Its a question of personal taste, really. And also how close the other civs are; you may have no choice but to pack them in.
edit - more added to answer other questions
You also want to try to locate your cities around your capital, not all in one direction if you can. that's because capital-city distance can affect corruption in the city too, so you want a central capital if possible.
5. Techs - really depends on your civ to some extent. Some civs have pretty potent UUs - unique units. You want to get them as soon as you can. So the Egyptians will want to make sure they can built War Chariots, and so should research the wheel asap, if they dont start with it.
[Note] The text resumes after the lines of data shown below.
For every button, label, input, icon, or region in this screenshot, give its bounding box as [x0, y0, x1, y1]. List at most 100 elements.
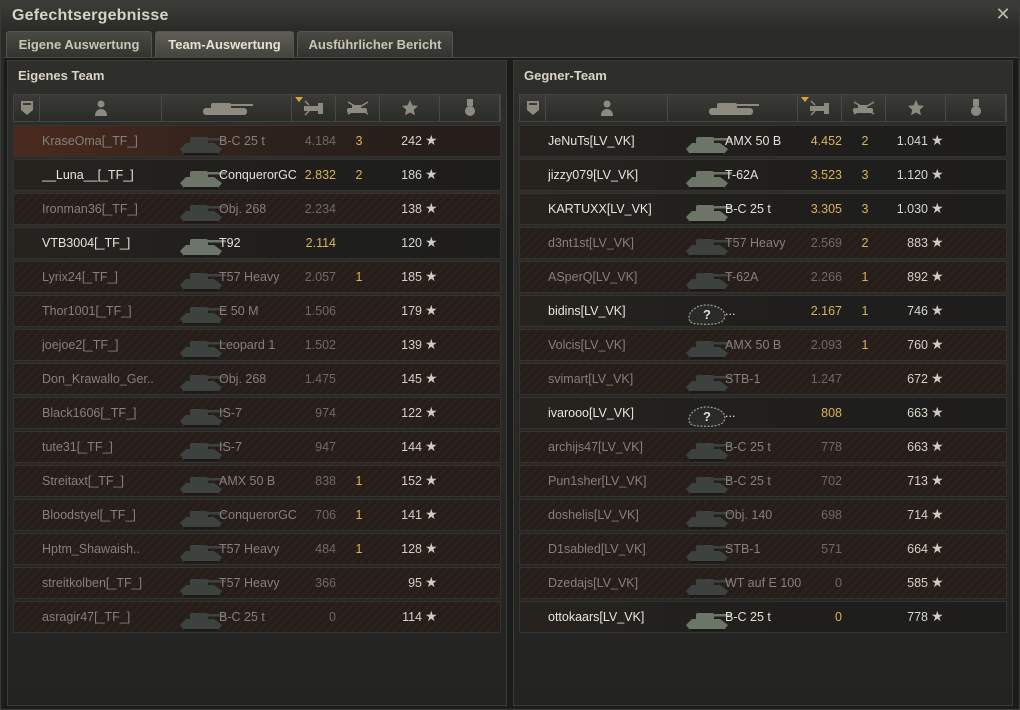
player-icon[interactable]	[546, 95, 668, 121]
vehicle-name: ConquerorGC	[219, 168, 297, 182]
damage-value: 2.832	[304, 168, 336, 182]
xp-value: 242	[401, 134, 422, 148]
player-row[interactable]: Pun1sher[LV_VK] B-C 25 t 702 713 ★	[519, 465, 1007, 497]
xp-star-icon: ★	[425, 608, 438, 624]
damage-value: 808	[821, 406, 842, 420]
player-row[interactable]: __Luna__[_TF_] ConquerorGC 2.832 2 186 ★	[13, 159, 501, 191]
vehicle-icon[interactable]	[162, 95, 292, 121]
tab-ausfuehrlicher-bericht[interactable]: Ausführlicher Bericht	[297, 31, 453, 57]
damage-value: 484	[315, 542, 336, 556]
damage-value: 2.093	[810, 338, 842, 352]
damage-icon[interactable]	[292, 95, 336, 121]
vehicle-name: STB-1	[725, 542, 761, 556]
player-row[interactable]: svimart[LV_VK] STB-1 1.247 672 ★	[519, 363, 1007, 395]
xp-value: 663	[907, 406, 928, 420]
damage-value: 947	[315, 440, 336, 454]
player-row[interactable]: Bloodstyel[_TF_] ConquerorGC 706 1 141 ★	[13, 499, 501, 531]
damage-icon[interactable]	[798, 95, 842, 121]
xp-value: 760	[907, 338, 928, 352]
xp-star-icon[interactable]	[886, 95, 946, 121]
xp-value: 128	[401, 542, 422, 556]
platoon-icon[interactable]	[520, 95, 546, 121]
player-row[interactable]: Hptm_Shawaish.. T57 Heavy 484 1 128 ★	[13, 533, 501, 565]
player-name: d3nt1st[LV_VK]	[548, 236, 634, 250]
xp-star-icon: ★	[931, 438, 944, 454]
player-name: Thor1001[_TF_]	[42, 304, 132, 318]
platoon-icon[interactable]	[14, 95, 40, 121]
own-team-panel: Eigenes Team KraseOma[_TF_] B-C 25 t 4.184…	[7, 60, 507, 706]
player-row[interactable]: tute31[_TF_] IS-7 947 144 ★	[13, 431, 501, 463]
xp-star-icon: ★	[425, 540, 438, 556]
xp-value: 1.041	[896, 134, 928, 148]
player-row[interactable]: ASperQ[LV_VK] T-62A 2.266 1 892 ★	[519, 261, 1007, 293]
kills-value: 1	[861, 338, 869, 352]
xp-star-icon: ★	[425, 166, 438, 182]
player-row[interactable]: Thor1001[_TF_] E 50 M 1.506 179 ★	[13, 295, 501, 327]
player-name: streitkolben[_TF_]	[42, 576, 143, 590]
player-row[interactable]: JeNuTs[LV_VK] AMX 50 B 4.452 2 1.041 ★	[519, 125, 1007, 157]
tab-team-auswertung[interactable]: Team-Auswertung	[155, 31, 294, 57]
xp-star-icon: ★	[425, 472, 438, 488]
damage-value: 838	[315, 474, 336, 488]
xp-star-icon: ★	[931, 234, 944, 250]
player-row[interactable]: bidins[LV_VK]?... 2.167 1 746 ★	[519, 295, 1007, 327]
damage-value: 2.569	[810, 236, 842, 250]
vehicle-name: Leopard 1	[219, 338, 276, 352]
player-row[interactable]: KARTUXX[LV_VK] B-C 25 t 3.305 3 1.030 ★	[519, 193, 1007, 225]
player-row[interactable]: archijs47[LV_VK] B-C 25 t 778 663 ★	[519, 431, 1007, 463]
tab-eigene-auswertung[interactable]: Eigene Auswertung	[6, 31, 152, 57]
player-name: tute31[_TF_]	[42, 440, 113, 454]
medal-icon[interactable]	[440, 95, 500, 121]
player-row[interactable]: ivarooo[LV_VK]?... 808 663 ★	[519, 397, 1007, 429]
own-team-title: Eigenes Team	[18, 68, 105, 83]
medal-icon[interactable]	[946, 95, 1006, 121]
player-name: KARTUXX[LV_VK]	[548, 202, 652, 216]
vehicle-name: Obj. 268	[219, 372, 267, 386]
xp-star-icon: ★	[425, 200, 438, 216]
title-bar[interactable]: Gefechtsergebnisse ✕	[1, 1, 1019, 31]
player-icon[interactable]	[40, 95, 162, 121]
player-row[interactable]: asragir47[_TF_] B-C 25 t 0 114 ★	[13, 601, 501, 633]
player-row[interactable]: Volcis[LV_VK] AMX 50 B 2.093 1 760 ★	[519, 329, 1007, 361]
player-name: asragir47[_TF_]	[42, 610, 131, 624]
vehicle-name: T57 Heavy	[219, 542, 280, 556]
xp-value: 746	[907, 304, 928, 318]
xp-value: 179	[401, 304, 422, 318]
xp-star-icon: ★	[425, 574, 438, 590]
player-name: Pun1sher[LV_VK]	[548, 474, 647, 488]
damage-value: 974	[315, 406, 336, 420]
damage-value: 1.247	[810, 372, 842, 386]
player-row[interactable]: Lyrix24[_TF_] T57 Heavy 2.057 1 185 ★	[13, 261, 501, 293]
player-row[interactable]: ottokaars[LV_VK] B-C 25 t 0 778 ★	[519, 601, 1007, 633]
kills-icon[interactable]	[842, 95, 886, 121]
player-row[interactable]: streitkolben[_TF_] T57 Heavy 366 95 ★	[13, 567, 501, 599]
damage-value: 3.305	[810, 202, 842, 216]
player-row[interactable]: d3nt1st[LV_VK] T57 Heavy 2.569 2 883 ★	[519, 227, 1007, 259]
vehicle-name: B-C 25 t	[725, 440, 771, 454]
vehicle-icon[interactable]	[668, 95, 798, 121]
kills-icon[interactable]	[336, 95, 380, 121]
player-row[interactable]: Black1606[_TF_] IS-7 974 122 ★	[13, 397, 501, 429]
vehicle-name: AMX 50 B	[219, 474, 276, 488]
player-name: __Luna__[_TF_]	[42, 168, 134, 182]
vehicle-name: B-C 25 t	[219, 610, 265, 624]
xp-star-icon[interactable]	[380, 95, 440, 121]
close-icon[interactable]: ✕	[993, 4, 1013, 24]
window-title: Gefechtsergebnisse	[12, 7, 169, 24]
player-row[interactable]: Streitaxt[_TF_] AMX 50 B 838 1 152 ★	[13, 465, 501, 497]
player-row[interactable]: doshelis[LV_VK] Obj. 140 698 714 ★	[519, 499, 1007, 531]
player-row[interactable]: jizzy079[LV_VK] T-62A 3.523 3 1.120 ★	[519, 159, 1007, 191]
player-name: Bloodstyel[_TF_]	[42, 508, 136, 522]
player-row[interactable]: Don_Krawallo_Ger.. Obj. 268 1.475 145 ★	[13, 363, 501, 395]
player-row[interactable]: Ironman36[_TF_] Obj. 268 2.234 138 ★	[13, 193, 501, 225]
player-row[interactable]: KraseOma[_TF_] B-C 25 t 4.184 3 242 ★	[13, 125, 501, 157]
player-row[interactable]: VTB3004[_TF_] T92 2.114 120 ★	[13, 227, 501, 259]
player-row[interactable]: Dzedajs[LV_VK] WT auf E 100 0 585 ★	[519, 567, 1007, 599]
player-row[interactable]: D1sabled[LV_VK] STB-1 571 664 ★	[519, 533, 1007, 565]
enemy-team-panel: Gegner-Team JeNuTs[LV_VK] AMX 50 B 4.452 2 1…	[513, 60, 1013, 706]
vehicle-name: T57 Heavy	[219, 270, 280, 284]
kills-value: 3	[861, 168, 869, 182]
damage-value: 1.502	[304, 338, 336, 352]
player-row[interactable]: joejoe2[_TF_] Leopard 1 1.502 139 ★	[13, 329, 501, 361]
kills-value: 3	[861, 202, 869, 216]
Similarly the romans want Iron Working (for legionaries) etc.
- also, some techs are needed to reveal certain resources - you want to know where the iron and horses are to get a chance to cliam them by building a city on or next to them. So techs that reveal resources are good.
Some people recommend making a beeline for the Great Library (Literature) so that you can build that wonder, and get all the other techs for free as the other civs discover them. Its not mandatory though; at the easier settings you can get a technology lead without if you play that way.
A big decision to make is style of play. What you build will vary massively between a kill, kill,kill strategy and a nice-to-my-neighbours strategy. Obviously if you are going to try to wipe out the others you need lots of military units, so you need the tech for the good ancient units - Horse riding and/or iron working, basically. If you are going for a cultural type win then the earlier you start building temples etc, the earlier you start to get a cultural lead.